The Long-Term Effect Of Specific Type II 5α-Reductase Inhibition With Finasteride on Bone Mineral Density in Men: Results of a 4-Year Placebo Controlled Trial

Abstract
We determine the effect of long-term suppression of dihydrotestosterone with finasteride, a specific type II 5α-reductase inhibitor, on bone mineral density. As part of a large (3,040 cases) 4-year, double-blind, placebo controlled trial designed to assess the long-term effects of finasteride in men with benign prostatic hyperplasia, 157 men 46 to 76 years old who were randomized to receive either 5 mg. finasteride or placebo underwent dual energy x-ray absorptiometry of the lumbar spine at baseline and at years 2, 3 and 4. Of 117 patients who had a baseline measurement and at least 1 additional measurement during the study baseline mean plus or minus standard deviation bone mineral density values were 1.12 ± 0.17 gm./cm.2 in the finasteride group (63) and 1.10 ± 0.17 gm./cm.2 in the placebo group (54).
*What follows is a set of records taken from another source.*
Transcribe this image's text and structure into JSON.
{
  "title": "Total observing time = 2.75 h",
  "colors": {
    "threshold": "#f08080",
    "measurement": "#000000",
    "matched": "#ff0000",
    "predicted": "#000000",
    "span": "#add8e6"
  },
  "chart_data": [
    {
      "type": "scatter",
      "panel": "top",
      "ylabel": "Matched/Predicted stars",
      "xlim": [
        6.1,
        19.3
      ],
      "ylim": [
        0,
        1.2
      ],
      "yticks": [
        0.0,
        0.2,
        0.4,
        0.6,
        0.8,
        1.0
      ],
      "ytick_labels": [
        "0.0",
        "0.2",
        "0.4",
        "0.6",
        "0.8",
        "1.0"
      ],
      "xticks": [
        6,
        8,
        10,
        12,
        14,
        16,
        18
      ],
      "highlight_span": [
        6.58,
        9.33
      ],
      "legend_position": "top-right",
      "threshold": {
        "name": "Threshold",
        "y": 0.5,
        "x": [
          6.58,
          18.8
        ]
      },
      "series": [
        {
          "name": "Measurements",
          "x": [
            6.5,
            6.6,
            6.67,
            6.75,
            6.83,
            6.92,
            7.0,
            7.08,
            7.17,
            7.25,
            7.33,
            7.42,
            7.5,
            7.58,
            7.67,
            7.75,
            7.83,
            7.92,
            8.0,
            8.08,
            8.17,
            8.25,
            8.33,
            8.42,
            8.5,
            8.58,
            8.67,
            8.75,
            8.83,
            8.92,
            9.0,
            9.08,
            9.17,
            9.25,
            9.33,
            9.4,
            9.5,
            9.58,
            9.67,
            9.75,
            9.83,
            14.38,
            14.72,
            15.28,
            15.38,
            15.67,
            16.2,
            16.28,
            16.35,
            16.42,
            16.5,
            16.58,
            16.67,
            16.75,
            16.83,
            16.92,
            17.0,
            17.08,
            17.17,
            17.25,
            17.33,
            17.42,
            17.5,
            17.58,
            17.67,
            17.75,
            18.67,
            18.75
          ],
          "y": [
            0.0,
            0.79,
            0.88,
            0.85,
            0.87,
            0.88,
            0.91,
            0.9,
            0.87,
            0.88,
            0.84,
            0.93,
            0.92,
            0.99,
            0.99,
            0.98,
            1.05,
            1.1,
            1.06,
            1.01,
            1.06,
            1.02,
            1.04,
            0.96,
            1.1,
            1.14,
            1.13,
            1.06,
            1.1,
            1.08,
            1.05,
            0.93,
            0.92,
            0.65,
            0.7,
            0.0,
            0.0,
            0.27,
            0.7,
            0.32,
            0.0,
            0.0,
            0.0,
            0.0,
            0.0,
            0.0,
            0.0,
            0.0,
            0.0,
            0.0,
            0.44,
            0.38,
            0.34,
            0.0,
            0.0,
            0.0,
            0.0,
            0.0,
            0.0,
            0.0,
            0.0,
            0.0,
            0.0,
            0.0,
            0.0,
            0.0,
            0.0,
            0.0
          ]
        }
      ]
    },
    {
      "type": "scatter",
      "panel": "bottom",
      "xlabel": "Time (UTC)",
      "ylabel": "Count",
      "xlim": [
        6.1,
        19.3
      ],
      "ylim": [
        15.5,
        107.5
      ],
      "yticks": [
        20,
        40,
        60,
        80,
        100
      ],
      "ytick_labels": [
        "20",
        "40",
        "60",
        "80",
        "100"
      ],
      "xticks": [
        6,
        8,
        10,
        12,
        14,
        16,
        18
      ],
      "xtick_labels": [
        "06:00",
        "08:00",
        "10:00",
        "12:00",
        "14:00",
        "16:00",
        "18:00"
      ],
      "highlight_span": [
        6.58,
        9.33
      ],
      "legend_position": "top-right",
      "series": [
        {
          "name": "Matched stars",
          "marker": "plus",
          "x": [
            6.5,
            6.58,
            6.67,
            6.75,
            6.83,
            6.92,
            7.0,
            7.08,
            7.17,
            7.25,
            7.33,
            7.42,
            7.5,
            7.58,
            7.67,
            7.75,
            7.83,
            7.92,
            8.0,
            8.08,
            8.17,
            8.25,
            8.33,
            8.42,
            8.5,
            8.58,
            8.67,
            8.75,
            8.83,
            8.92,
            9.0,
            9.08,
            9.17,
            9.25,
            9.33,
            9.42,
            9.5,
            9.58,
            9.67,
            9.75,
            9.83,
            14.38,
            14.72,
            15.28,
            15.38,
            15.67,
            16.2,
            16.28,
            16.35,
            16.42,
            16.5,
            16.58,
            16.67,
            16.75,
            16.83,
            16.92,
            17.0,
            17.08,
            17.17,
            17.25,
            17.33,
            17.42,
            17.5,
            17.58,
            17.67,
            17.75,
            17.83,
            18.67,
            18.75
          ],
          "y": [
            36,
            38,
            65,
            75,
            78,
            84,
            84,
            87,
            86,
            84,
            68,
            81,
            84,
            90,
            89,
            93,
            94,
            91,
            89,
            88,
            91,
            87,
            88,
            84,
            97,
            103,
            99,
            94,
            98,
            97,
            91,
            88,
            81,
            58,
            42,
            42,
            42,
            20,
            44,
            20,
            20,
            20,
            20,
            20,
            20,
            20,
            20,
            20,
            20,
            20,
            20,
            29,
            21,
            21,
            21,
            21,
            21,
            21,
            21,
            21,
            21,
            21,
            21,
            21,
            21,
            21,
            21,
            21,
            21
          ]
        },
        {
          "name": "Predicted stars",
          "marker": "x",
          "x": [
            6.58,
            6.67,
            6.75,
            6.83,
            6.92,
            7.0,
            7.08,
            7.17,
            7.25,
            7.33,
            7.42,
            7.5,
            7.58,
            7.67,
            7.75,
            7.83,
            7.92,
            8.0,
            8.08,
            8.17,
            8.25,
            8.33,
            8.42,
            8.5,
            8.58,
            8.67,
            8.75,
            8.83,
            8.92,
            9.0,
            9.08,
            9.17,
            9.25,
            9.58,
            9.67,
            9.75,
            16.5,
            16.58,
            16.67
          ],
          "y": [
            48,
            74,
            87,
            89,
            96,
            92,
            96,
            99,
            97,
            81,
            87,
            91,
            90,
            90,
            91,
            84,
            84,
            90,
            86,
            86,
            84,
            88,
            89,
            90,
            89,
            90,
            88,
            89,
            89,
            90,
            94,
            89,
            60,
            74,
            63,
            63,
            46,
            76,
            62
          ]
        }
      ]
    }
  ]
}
After 4 years bone mineral density was not different between treatment groups (finasteride 1.14 ± 0.17 gm./cm.2 and placebo 1.13 ± 0.18 gm./cm.2). Similar results were obtained for the 33 finasteride and 25 placebo treated patients who completed the study with year 4 bone mineral density measurements. These data demonstrate that long-term inhibition of type II 5α-reductase with finasteride does not adversely affect bone mineral density.